Corporate Social Responsibility (CSR) di Indonesia dianggap sudah kehilangan ruhnya. Hal ini diwacanakan oleh Syahrial Dolol selaku Ketua Apindo Kota Banjarmasin dalam diskusi terbatas studi implementasi Perda CSR di Banjarmasin yang digelar di Hotel Roditha Banjarmasin, Kamis (6/10) lalu.

kembalikan-semangat-csr-pirac-csr-fundraising
Keterangan foto : DUDUK BERSAMA – Para perwakilan dari Pemko Banjarmasin, Apindo Banjarmasin, Gapkindo Kalsel, Pelindo III, Rumah Zakat, dan RBP bersama Direktur Eksekutif Pirac sesaat setelah diskusi terbatas Studi Implementasi Perda CSR di Banjarmasin.

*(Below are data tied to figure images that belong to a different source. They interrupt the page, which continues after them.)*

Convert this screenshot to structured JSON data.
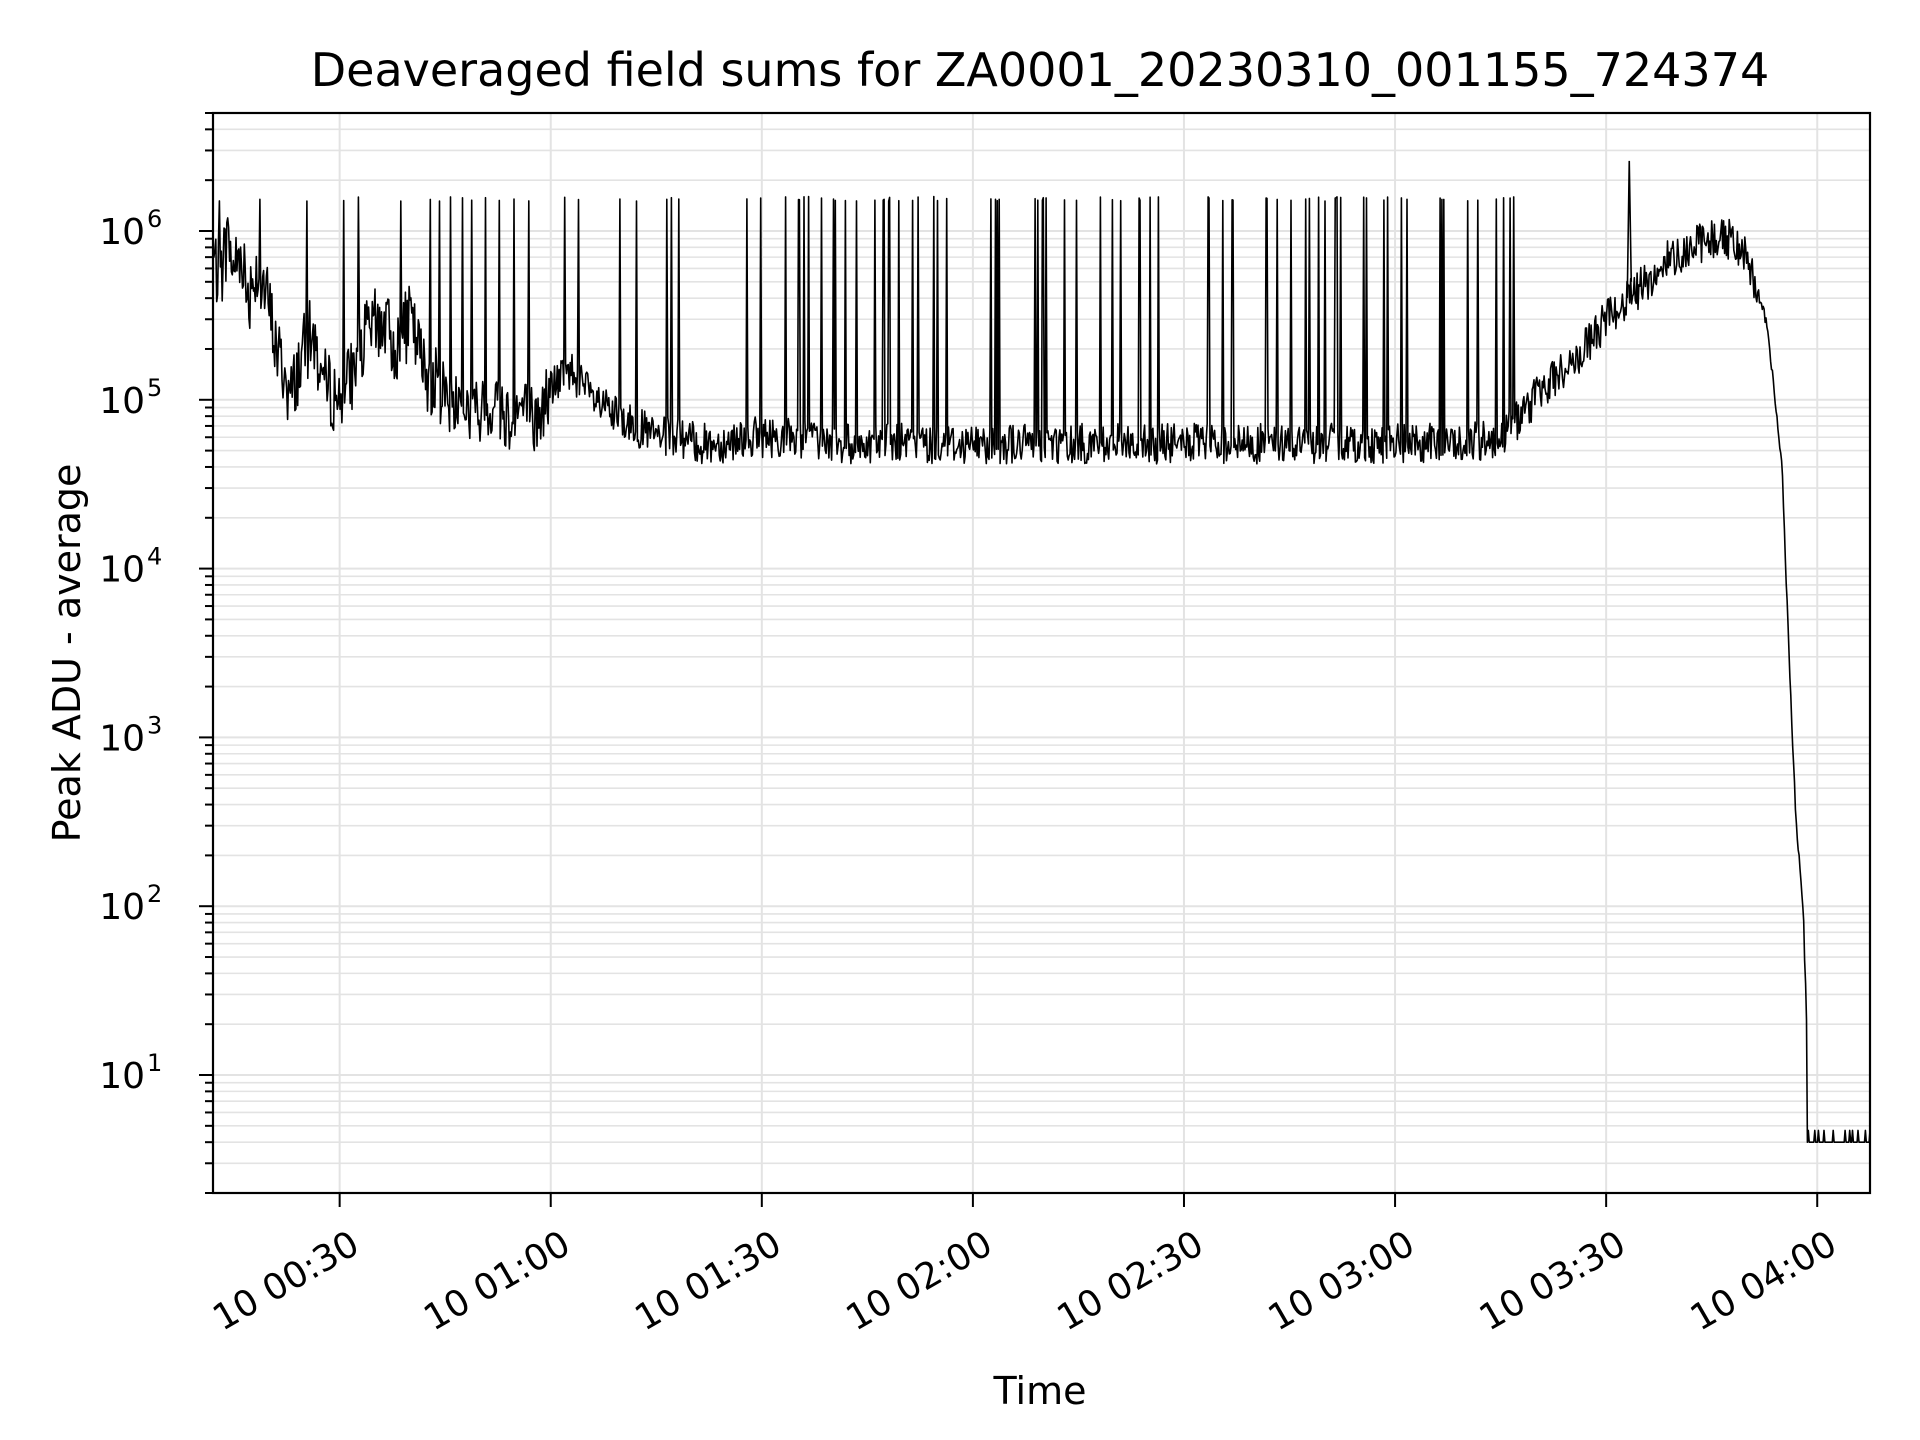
{
  "chart_data": {
    "type": "line",
    "title": "Deaveraged field sums for ZA0001_20230310_001155_724374",
    "xlabel": "Time",
    "ylabel": "Peak ADU - average",
    "y_scale": "log",
    "ylim": [
      2,
      5000000
    ],
    "xlim": [
      "2023-03-10 00:12:00",
      "2023-03-10 04:07:30"
    ],
    "grid": {
      "major": true,
      "minor_y": true
    },
    "line_color": "#000000",
    "grid_color": "#e3e3e3",
    "x_ticks": [
      {
        "t": "2023-03-10 00:30:00",
        "label": "10 00:30"
      },
      {
        "t": "2023-03-10 01:00:00",
        "label": "10 01:00"
      },
      {
        "t": "2023-03-10 01:30:00",
        "label": "10 01:30"
      },
      {
        "t": "2023-03-10 02:00:00",
        "label": "10 02:00"
      },
      {
        "t": "2023-03-10 02:30:00",
        "label": "10 02:30"
      },
      {
        "t": "2023-03-10 03:00:00",
        "label": "10 03:00"
      },
      {
        "t": "2023-03-10 03:30:00",
        "label": "10 03:30"
      },
      {
        "t": "2023-03-10 04:00:00",
        "label": "10 04:00"
      }
    ],
    "y_ticks": [
      {
        "value": 10,
        "base": "10",
        "exp": "1"
      },
      {
        "value": 100,
        "base": "10",
        "exp": "2"
      },
      {
        "value": 1000,
        "base": "10",
        "exp": "3"
      },
      {
        "value": 10000,
        "base": "10",
        "exp": "4"
      },
      {
        "value": 100000,
        "base": "10",
        "exp": "5"
      },
      {
        "value": 1000000,
        "base": "10",
        "exp": "6"
      }
    ],
    "series": [
      {
        "x": [
          "2023-03-10 00:12:00",
          "2023-03-10 00:13:00",
          "2023-03-10 00:14:00",
          "2023-03-10 00:15:00",
          "2023-03-10 00:16:00",
          "2023-03-10 00:17:00",
          "2023-03-10 00:18:00",
          "2023-03-10 00:19:00",
          "2023-03-10 00:20:00",
          "2023-03-10 00:21:00",
          "2023-03-10 00:22:00",
          "2023-03-10 00:23:00",
          "2023-03-10 00:24:00",
          "2023-03-10 00:25:00",
          "2023-03-10 00:26:00",
          "2023-03-10 00:28:00",
          "2023-03-10 00:30:00",
          "2023-03-10 00:32:00",
          "2023-03-10 00:34:00",
          "2023-03-10 00:36:00",
          "2023-03-10 00:38:00",
          "2023-03-10 00:40:00",
          "2023-03-10 00:42:00",
          "2023-03-10 00:44:00",
          "2023-03-10 00:46:00",
          "2023-03-10 00:48:00",
          "2023-03-10 00:50:00",
          "2023-03-10 00:52:00",
          "2023-03-10 00:54:00",
          "2023-03-10 00:56:00",
          "2023-03-10 00:58:00",
          "2023-03-10 01:00:00",
          "2023-03-10 01:03:00",
          "2023-03-10 01:06:00",
          "2023-03-10 01:09:00",
          "2023-03-10 01:12:00",
          "2023-03-10 01:15:00",
          "2023-03-10 01:18:00",
          "2023-03-10 01:21:00",
          "2023-03-10 01:24:00",
          "2023-03-10 01:27:00",
          "2023-03-10 01:30:00",
          "2023-03-10 01:35:00",
          "2023-03-10 01:40:00",
          "2023-03-10 01:45:00",
          "2023-03-10 01:50:00",
          "2023-03-10 01:55:00",
          "2023-03-10 02:00:00",
          "2023-03-10 02:05:00",
          "2023-03-10 02:10:00",
          "2023-03-10 02:15:00",
          "2023-03-10 02:20:00",
          "2023-03-10 02:25:00",
          "2023-03-10 02:30:00",
          "2023-03-10 02:35:00",
          "2023-03-10 02:40:00",
          "2023-03-10 02:45:00",
          "2023-03-10 02:50:00",
          "2023-03-10 02:55:00",
          "2023-03-10 03:00:00",
          "2023-03-10 03:05:00",
          "2023-03-10 03:10:00",
          "2023-03-10 03:15:00",
          "2023-03-10 03:18:00",
          "2023-03-10 03:21:00",
          "2023-03-10 03:24:00",
          "2023-03-10 03:27:00",
          "2023-03-10 03:30:00",
          "2023-03-10 03:33:00",
          "2023-03-10 03:36:00",
          "2023-03-10 03:39:00",
          "2023-03-10 03:42:00",
          "2023-03-10 03:45:00",
          "2023-03-10 03:48:00",
          "2023-03-10 03:50:00",
          "2023-03-10 03:52:00",
          "2023-03-10 03:53:00",
          "2023-03-10 03:54:00",
          "2023-03-10 03:55:00",
          "2023-03-10 03:56:00",
          "2023-03-10 03:57:00",
          "2023-03-10 03:58:00",
          "2023-03-10 03:59:00",
          "2023-03-10 04:00:00",
          "2023-03-10 04:02:00",
          "2023-03-10 04:04:00",
          "2023-03-10 04:06:00",
          "2023-03-10 04:07:30"
        ],
        "y": [
          700000,
          500000,
          900000,
          600000,
          800000,
          400000,
          600000,
          500000,
          350000,
          200000,
          150000,
          100000,
          150000,
          200000,
          250000,
          120000,
          100000,
          150000,
          250000,
          300000,
          200000,
          300000,
          150000,
          120000,
          100000,
          90000,
          80000,
          100000,
          80000,
          90000,
          70000,
          120000,
          150000,
          100000,
          80000,
          70000,
          60000,
          60000,
          55000,
          55000,
          60000,
          60000,
          60000,
          55000,
          55000,
          55000,
          55000,
          55000,
          55000,
          55000,
          55000,
          55000,
          55000,
          55000,
          55000,
          55000,
          55000,
          55000,
          55000,
          55000,
          55000,
          55000,
          60000,
          80000,
          120000,
          150000,
          200000,
          300000,
          400000,
          500000,
          700000,
          800000,
          900000,
          900000,
          700000,
          400000,
          250000,
          100000,
          40000,
          3000,
          300,
          100,
          4,
          4,
          4,
          4,
          4,
          4
        ]
      }
    ],
    "spike_tops": [
      1500000,
      1600000
    ],
    "peak_max": 2600000
  }
}
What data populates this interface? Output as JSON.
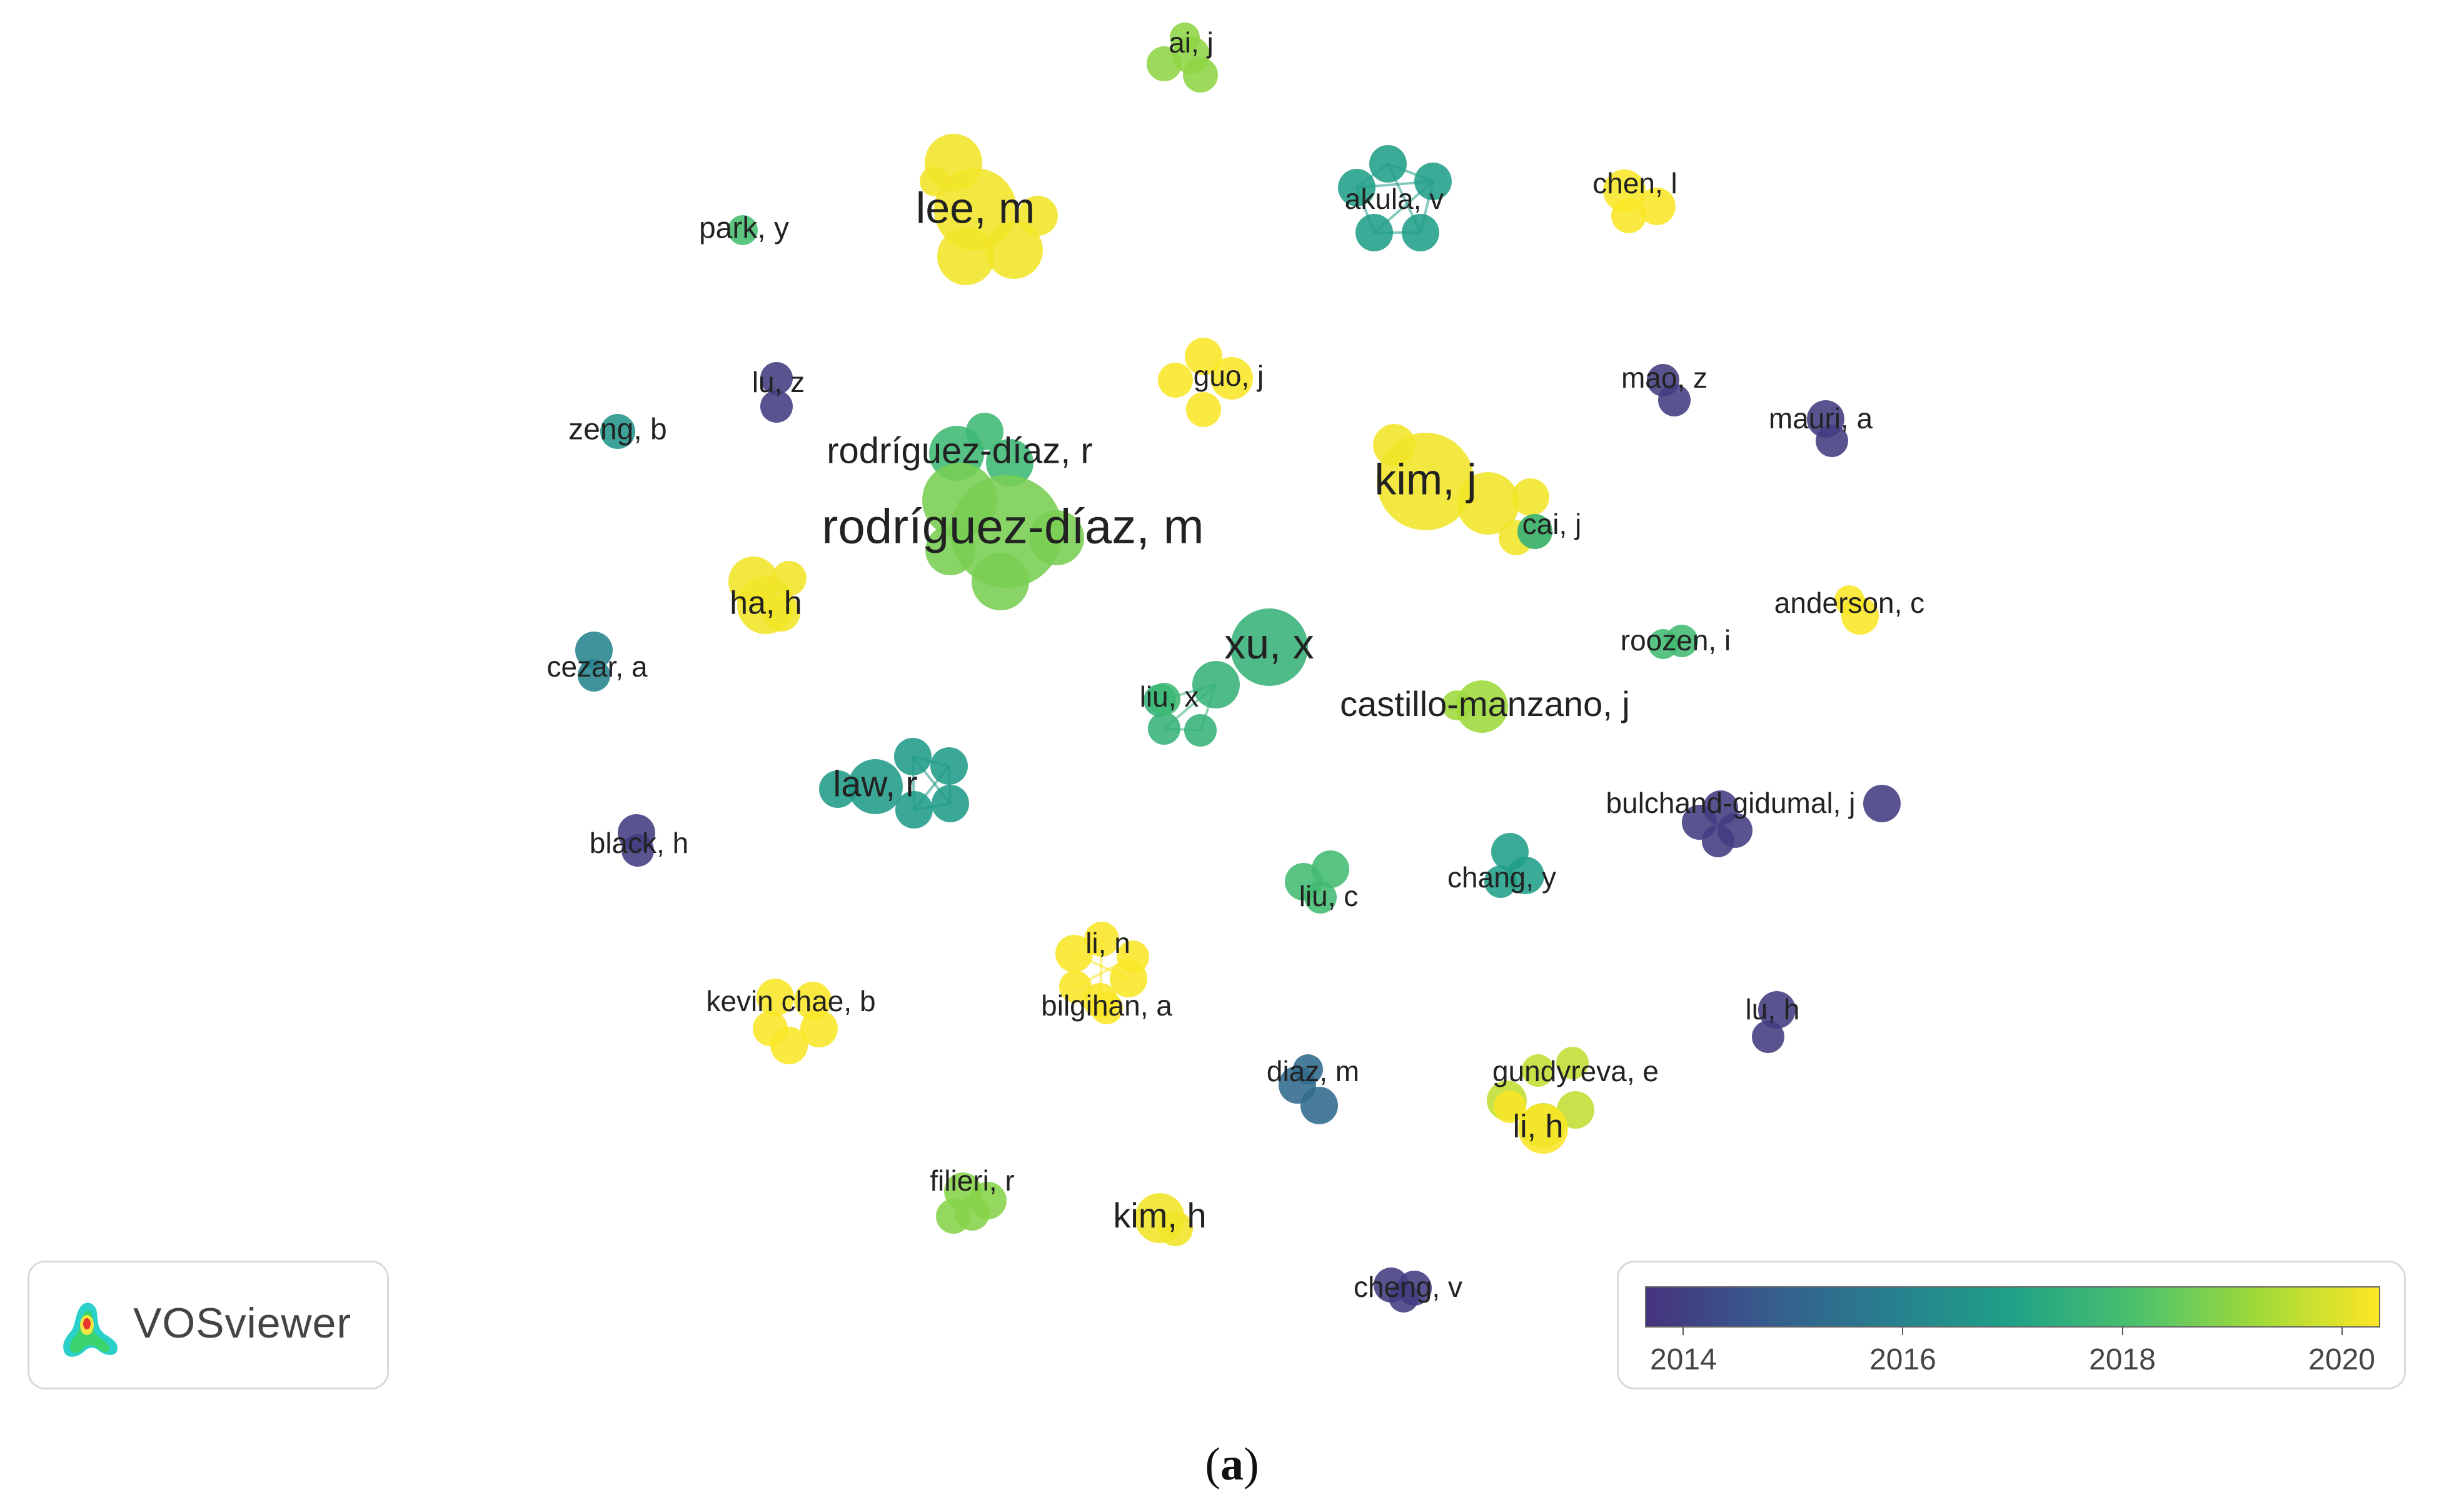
{
  "caption": {
    "open": "(",
    "letter": "a",
    "close": ")"
  },
  "logo": {
    "name": "VOSviewer",
    "icon": "vosviewer-logo-icon"
  },
  "legend": {
    "ticks": [
      "2014",
      "2016",
      "2018",
      "2020"
    ],
    "tick_values": [
      2014,
      2016,
      2018,
      2020
    ],
    "range": [
      2013.65,
      2020.35
    ],
    "colors": [
      "#46337e",
      "#365c8d",
      "#277f8e",
      "#1fa187",
      "#4ac16d",
      "#a0da39",
      "#fde725"
    ]
  },
  "nodes": [
    {
      "label": "ai, j",
      "year": 2019.0
    },
    {
      "label": "lee, m",
      "year": 2020.2
    },
    {
      "label": "akula, v",
      "year": 2016.9
    },
    {
      "label": "chen, l",
      "year": 2020.3
    },
    {
      "label": "park, y",
      "year": 2018.0
    },
    {
      "label": "guo, j",
      "year": 2020.3
    },
    {
      "label": "lu, z",
      "year": 2013.9
    },
    {
      "label": "mao, z",
      "year": 2013.9
    },
    {
      "label": "zeng, b",
      "year": 2016.6
    },
    {
      "label": "mauri, a",
      "year": 2013.9
    },
    {
      "label": "rodríguez-díaz, r",
      "year": 2017.8
    },
    {
      "label": "kim, j",
      "year": 2020.2
    },
    {
      "label": "rodríguez-díaz, m",
      "year": 2018.7
    },
    {
      "label": "cai, j",
      "year": 2017.5
    },
    {
      "label": "ha, h",
      "year": 2020.2
    },
    {
      "label": "anderson, c",
      "year": 2020.3
    },
    {
      "label": "xu, x",
      "year": 2017.6
    },
    {
      "label": "roozen, i",
      "year": 2017.9
    },
    {
      "label": "cezar, a",
      "year": 2016.0
    },
    {
      "label": "liu, x",
      "year": 2017.8
    },
    {
      "label": "castillo-manzano, j",
      "year": 2019.2
    },
    {
      "label": "law, r",
      "year": 2016.8
    },
    {
      "label": "bulchand-gidumal, j",
      "year": 2013.9
    },
    {
      "label": "black, h",
      "year": 2013.9
    },
    {
      "label": "chang, y",
      "year": 2016.9
    },
    {
      "label": "liu, c",
      "year": 2017.9
    },
    {
      "label": "li, n",
      "year": 2020.3
    },
    {
      "label": "kevin chae, b",
      "year": 2020.3
    },
    {
      "label": "bilgihan, a",
      "year": 2020.3
    },
    {
      "label": "lu, h",
      "year": 2013.9
    },
    {
      "label": "diaz, m",
      "year": 2015.2
    },
    {
      "label": "gundyreva, e",
      "year": 2019.6
    },
    {
      "label": "li, h",
      "year": 2020.3
    },
    {
      "label": "filieri, r",
      "year": 2018.9
    },
    {
      "label": "kim, h",
      "year": 2020.2
    },
    {
      "label": "cheng, v",
      "year": 2013.9
    }
  ]
}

Syahrial menganggap banyaknya aturan yang dibuat malah membatasi semangat CSR itu sendiri. “Yang namanya CSR itu kepedulian sosial, jadi mengherankan jika pemerintah sibuk membuat aturan CSR. Nanti jatuhnya jadi pajak dong!,” ujarnya.

Diskusi yang diadakan oleh Public Interest Research and Advocacy Center (Pirac) itu memang dilatarbelakangi adanya tren pembuatan perda CSR di Indonesia. Terlebih lagi munculnya polemik Rancangan Undang-Undang (RUU) CSR di DPR RI tentang besaran dana CSR yang wajib dikeluarkan oleh perusahaan. “Dalam kurun empat tahun terakhir puluhan perda dan raperda mengenai CSR muncul di berbagai daerah di Indonesia, salah satunya di Banjarmasin,” ujar Direktur Eksekutif Pirac Nor Hiqmah yang langsung bertindak sebagai fasilitator diskusi.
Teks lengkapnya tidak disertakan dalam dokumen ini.